In fact, neuroscience tells us that they may make things worse. That’s because the anticipation of the reward in itself triggers the dopamine pathways in the brain, so that we feel a sense of joy. That sense of joy satisfies us, so we don’t actually feel like we need to do the hard work.

We see the same phenomenon with our sporting heroes, where we can share some of the glory without sharing any of the pain.

Consider Eric Liddell, the extraordinary Scottish athlete who won the 400-metre race at the 1924 Paris Olympics. It’s a particularly inspiring story because the 400-metre race wasn’t even his event.

He was a natural sprinter but withdrew from his preferred 100-metre race because the trials were on a Sunday, the sabbath for Christians. That’s just the start. Eric Liddell died in 1945 in a Japanese civilian internment camp in China – five months before liberation.

It’s an uplifting and inspirational story. But inspiration alone simply doesn’t get us there. If it did, then everyone who watched the 1981 film Chariots of Fire and learned about Eric Liddell, would be hard at it in training for the Olympics.

Implementation is a grind

So, just telling people what they should do in a Statement of Advice isn’t particularly helpful. It’s not helpful because it doesn’t actually change anything.

In order to effect meaningful change and bring about new outcomes, we need to change our clients’ behaviour. According to Harvard positive psychology professor, Tal Ben-Shahar, the key to creating lasting change lies in three intentional behaviours: reminders, repetition and rituals.

This is a useful framework for a financial planner seeking to execute on advice and help the client actually achieve the goals in the plan.

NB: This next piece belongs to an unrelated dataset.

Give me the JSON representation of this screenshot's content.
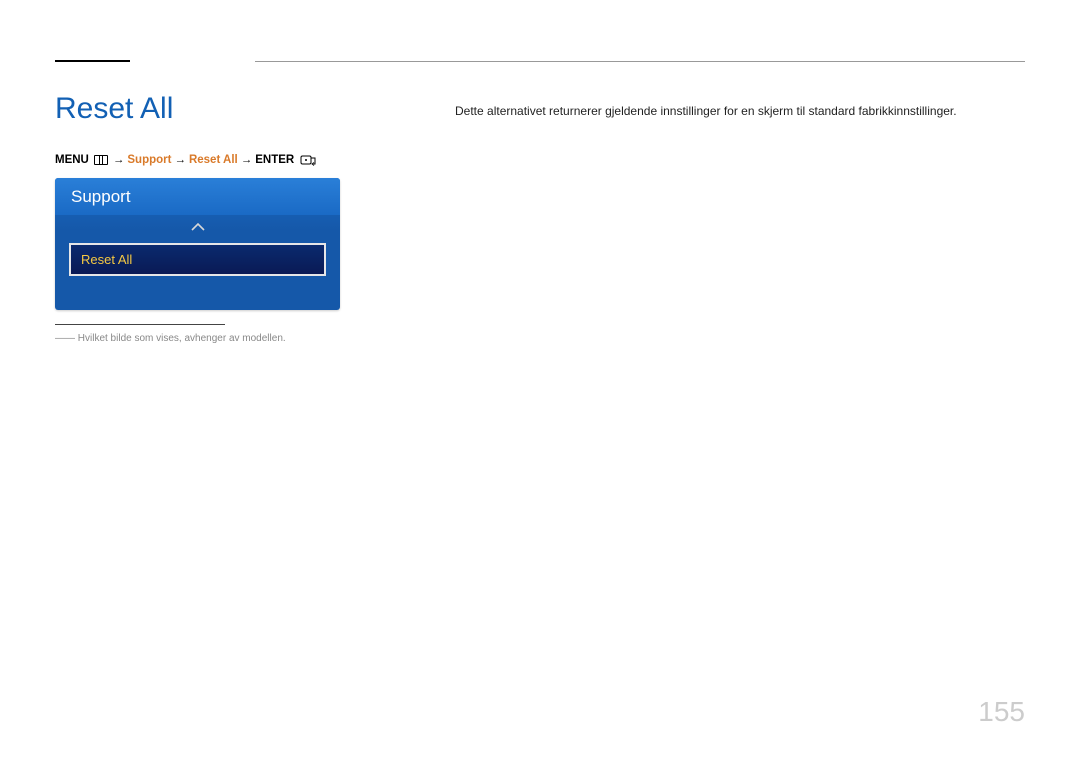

Reminders are external cues that focus our attention on a particular commitment we made. The best reminders are simple, like a daily calendar note telling us to review our discretionary expenditure.

These regular reminders will pave the way to repetitive action, which is essential for lasting change. In time, a new ritual is formed. And that new ritual becomes a part of your daily life; a new way of operating. It becomes natural to you because, physiologically, a new neural pathway in your brain has been created, which leads you to act in a certain way, under certain conditions.

Unlocking the benefits of advice

Telling people they should eat less and exercise more is good advice. But it’s not really very helpful. In the same way a well-crafted financial plan is useless unless it’s implemented.

The implementation is where the value of advice is really unlocked.

Clients need support to make lasting changes to achieve their goals; that support is best achieved by a financial planner within the context of an active ongoing relationship.